London [UK]: The UK government is set to introduce a new law to stop children who turn 14 this year or younger from ever legally being sold cigarettes in England.
This comes in a bid to create the first ‘smoke-free generation’, as per the UK government’s official website.
The new law will make it an offence for anyone born on or after January 1, 2009, to be sold tobacco products – effectively raising the smoking age by a year each year until it applies to the whole population. This has the potential to phase out smoking in young people almost completely as early as 2040.
Meanwhile, UK Prime Minister Rishi Sunak has said: “No parent ever wants their child to start smoking. It is a deadly habit – killing tens of thousands of people and costing our NHS billions each year, while also being hugely detrimental to our productivity as a country.”

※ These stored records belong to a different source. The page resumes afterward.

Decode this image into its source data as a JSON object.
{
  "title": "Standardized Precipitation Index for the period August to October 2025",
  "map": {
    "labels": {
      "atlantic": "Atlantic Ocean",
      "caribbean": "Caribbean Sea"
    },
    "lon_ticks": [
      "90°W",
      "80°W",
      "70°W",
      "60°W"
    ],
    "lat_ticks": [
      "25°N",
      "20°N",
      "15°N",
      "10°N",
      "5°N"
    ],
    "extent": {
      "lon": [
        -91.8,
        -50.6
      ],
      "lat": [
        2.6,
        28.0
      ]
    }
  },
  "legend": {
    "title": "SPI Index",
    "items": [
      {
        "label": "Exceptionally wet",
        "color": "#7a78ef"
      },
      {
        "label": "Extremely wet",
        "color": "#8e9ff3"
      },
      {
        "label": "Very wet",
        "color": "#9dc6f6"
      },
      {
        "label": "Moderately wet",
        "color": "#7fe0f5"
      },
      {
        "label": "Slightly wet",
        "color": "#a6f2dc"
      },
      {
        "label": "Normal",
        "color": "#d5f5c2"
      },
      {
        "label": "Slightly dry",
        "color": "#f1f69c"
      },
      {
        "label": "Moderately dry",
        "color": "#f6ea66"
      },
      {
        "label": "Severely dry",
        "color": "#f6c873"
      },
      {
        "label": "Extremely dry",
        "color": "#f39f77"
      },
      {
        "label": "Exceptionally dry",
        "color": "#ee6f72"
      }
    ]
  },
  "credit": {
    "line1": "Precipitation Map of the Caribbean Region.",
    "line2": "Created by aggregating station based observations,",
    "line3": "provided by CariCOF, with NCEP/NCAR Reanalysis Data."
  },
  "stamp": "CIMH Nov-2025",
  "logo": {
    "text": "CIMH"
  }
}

“I want to build a better and brighter future for our children, so that’s why I want to stamp out smoking for good. These changes will mean our kids will never be able to buy a cigarette, preventing them from getting hooked and protecting their health both now and in the future,” he added.
Smoking is the UK’s biggest preventable killer – causing around 1 in 4 cancer deaths and leading to 64,000 deaths per year in England. It puts huge pressure on the NHS, with almost one hospital admission every minute attributable to smoking and up to 75,000 GP appointments each month taken up by smoking-related illness.
It is also one of the biggest drivers of health inequalities across the country. Smoking rates in pregnancy also vary hugely, with as many as 20 per cent of pregnant women smoking in some parts of the country – increasing the chance of stillbirth by almost 50 per cent, as per the UK government website.
Smoking also costs the economy pound 17 billion a year, through smoking-related lost earnings, unemployment, early deaths and costs to the NHS.
These changes amount to one of the most significant public health interventions by the government in a generation. If the government does not act, the independent review published in 2022 estimated that nearly half a million people will die from smoking by 2030.